According to the Volpino Club of America, Volpino means “Little Fox,” but the breed has also been called “Cane de Quairinale” the Florentine Spitz, and the Italian Spitz. That’s cool. Many breeds have had multiple names over the years, and are known by different names in different countries (the Volpino’s Greek name is “Melitan”). As we looked a little deeper into the name, however, we found that in Italy, the Keeshond has also been called “Volpino,” as well as “Lupino.” Since “lupo” means wolf in Italian, some sources think “Volpino” might be an old word for wolfdog or spitz.
The Volpino club points out that Italian experts on their breed believe some descendants of an original spitz dog migrated south to Italy to evolve into the Volpino Italiano, while other dogs went north to Germany to become the German Spitz. Another source concurs by writing that three of the primary descendents of those spitz dogs included the German Spitz, the Dutch Keeshond, and the Volpino Italiano.

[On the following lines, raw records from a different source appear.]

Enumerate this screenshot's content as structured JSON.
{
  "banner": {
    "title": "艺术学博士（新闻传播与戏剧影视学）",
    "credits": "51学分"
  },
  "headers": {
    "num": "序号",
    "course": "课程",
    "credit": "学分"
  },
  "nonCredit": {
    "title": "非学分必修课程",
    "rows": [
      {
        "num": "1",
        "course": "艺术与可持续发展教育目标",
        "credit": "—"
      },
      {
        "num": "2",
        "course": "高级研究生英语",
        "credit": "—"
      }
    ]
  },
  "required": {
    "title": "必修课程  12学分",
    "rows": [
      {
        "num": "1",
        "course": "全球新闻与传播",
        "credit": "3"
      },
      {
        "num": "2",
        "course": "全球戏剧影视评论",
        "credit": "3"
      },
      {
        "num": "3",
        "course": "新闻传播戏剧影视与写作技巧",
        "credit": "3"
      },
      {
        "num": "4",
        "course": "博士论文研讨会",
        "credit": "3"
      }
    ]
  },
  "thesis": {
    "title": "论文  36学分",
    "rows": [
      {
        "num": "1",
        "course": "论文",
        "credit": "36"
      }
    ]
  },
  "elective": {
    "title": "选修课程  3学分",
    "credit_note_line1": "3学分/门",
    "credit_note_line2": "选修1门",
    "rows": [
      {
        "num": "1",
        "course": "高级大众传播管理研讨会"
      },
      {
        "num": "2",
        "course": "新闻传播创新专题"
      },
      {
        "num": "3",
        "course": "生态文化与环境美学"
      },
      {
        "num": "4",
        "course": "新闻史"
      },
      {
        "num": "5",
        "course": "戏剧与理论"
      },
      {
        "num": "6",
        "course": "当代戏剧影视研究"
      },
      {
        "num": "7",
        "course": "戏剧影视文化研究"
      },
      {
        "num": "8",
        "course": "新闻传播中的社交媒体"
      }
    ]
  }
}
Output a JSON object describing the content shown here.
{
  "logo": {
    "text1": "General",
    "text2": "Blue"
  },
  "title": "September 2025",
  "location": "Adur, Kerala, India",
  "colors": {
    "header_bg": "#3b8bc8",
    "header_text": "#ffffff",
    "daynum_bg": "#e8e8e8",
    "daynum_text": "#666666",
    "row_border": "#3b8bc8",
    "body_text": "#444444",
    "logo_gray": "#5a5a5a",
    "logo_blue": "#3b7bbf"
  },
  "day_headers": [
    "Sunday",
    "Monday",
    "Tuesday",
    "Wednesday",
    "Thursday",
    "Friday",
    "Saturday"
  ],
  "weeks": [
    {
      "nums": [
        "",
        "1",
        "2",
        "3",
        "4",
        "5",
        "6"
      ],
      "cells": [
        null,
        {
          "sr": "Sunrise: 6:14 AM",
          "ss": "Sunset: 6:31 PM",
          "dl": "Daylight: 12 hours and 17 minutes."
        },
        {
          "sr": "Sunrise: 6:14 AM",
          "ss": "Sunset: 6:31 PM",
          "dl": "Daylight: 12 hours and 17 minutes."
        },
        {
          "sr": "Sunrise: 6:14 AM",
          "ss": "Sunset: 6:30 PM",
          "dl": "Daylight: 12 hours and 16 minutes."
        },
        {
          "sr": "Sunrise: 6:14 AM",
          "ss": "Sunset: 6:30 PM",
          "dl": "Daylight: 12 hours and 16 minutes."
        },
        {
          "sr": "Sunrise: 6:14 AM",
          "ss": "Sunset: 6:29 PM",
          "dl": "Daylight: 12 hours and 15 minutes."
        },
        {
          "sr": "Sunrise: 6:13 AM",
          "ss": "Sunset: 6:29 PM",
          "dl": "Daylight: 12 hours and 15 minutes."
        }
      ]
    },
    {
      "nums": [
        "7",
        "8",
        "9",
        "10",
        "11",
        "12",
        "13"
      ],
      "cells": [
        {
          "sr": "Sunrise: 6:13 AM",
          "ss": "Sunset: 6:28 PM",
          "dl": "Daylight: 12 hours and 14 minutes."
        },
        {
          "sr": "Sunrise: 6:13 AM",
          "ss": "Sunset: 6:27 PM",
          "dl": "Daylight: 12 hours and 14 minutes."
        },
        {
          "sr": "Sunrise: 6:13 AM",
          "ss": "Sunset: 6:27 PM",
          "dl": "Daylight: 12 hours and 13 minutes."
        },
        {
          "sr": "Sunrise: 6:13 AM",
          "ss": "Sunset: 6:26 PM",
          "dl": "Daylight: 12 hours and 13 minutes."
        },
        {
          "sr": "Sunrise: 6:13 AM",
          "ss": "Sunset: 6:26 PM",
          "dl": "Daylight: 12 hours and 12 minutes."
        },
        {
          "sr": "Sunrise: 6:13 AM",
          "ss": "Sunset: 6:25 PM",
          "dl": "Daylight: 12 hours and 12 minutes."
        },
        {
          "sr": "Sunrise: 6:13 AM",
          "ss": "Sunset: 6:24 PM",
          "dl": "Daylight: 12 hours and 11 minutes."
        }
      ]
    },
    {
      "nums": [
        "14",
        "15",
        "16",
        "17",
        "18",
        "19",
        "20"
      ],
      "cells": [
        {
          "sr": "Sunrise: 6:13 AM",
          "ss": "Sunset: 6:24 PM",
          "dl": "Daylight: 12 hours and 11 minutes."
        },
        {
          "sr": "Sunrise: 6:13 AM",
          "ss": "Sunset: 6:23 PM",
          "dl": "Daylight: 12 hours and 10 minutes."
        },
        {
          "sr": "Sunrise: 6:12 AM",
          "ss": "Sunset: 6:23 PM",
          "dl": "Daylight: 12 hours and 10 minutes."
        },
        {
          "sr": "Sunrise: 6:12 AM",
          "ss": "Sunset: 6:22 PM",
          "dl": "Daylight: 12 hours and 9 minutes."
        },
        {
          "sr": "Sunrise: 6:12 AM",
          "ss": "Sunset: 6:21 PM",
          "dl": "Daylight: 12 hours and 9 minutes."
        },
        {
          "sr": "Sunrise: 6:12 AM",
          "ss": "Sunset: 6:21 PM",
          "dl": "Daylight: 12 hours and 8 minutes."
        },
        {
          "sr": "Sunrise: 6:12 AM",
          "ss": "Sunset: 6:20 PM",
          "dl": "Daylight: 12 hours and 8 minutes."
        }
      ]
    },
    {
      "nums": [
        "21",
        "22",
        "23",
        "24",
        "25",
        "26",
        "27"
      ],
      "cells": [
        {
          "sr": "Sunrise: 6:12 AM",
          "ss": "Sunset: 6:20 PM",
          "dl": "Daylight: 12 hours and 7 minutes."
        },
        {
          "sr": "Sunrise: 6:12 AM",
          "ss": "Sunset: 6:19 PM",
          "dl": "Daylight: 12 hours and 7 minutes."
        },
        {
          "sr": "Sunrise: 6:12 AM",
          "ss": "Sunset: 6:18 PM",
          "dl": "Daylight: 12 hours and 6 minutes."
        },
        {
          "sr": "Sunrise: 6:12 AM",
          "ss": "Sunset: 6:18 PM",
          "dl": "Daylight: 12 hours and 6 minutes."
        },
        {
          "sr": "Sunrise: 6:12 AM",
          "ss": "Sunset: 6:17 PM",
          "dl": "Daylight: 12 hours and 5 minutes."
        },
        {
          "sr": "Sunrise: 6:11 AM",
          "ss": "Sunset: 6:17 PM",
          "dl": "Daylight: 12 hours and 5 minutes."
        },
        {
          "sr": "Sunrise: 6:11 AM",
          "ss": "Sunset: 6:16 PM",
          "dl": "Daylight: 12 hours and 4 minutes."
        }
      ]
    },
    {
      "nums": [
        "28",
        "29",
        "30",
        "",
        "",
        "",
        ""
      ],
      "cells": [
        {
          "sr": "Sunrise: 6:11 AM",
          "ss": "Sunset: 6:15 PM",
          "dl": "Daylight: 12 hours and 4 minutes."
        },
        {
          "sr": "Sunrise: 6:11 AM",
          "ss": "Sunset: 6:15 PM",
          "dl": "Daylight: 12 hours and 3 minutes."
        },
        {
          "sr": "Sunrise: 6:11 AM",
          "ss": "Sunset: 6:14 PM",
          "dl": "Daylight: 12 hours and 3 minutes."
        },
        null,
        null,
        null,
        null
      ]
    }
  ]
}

Interestingly, some Keeshond experts also believe the Keeshond to be related to the family of northern spitz dogs that moved into Germany during the Pommern war. In fact, the Keeshonod was originally called the Wolfspitz before its name was changed to Keeshond in 1926 in England where it had been known as the Dutch Barge Dog.
Go back far enough, and the Volpino Italino and Keeshond may share ancestry.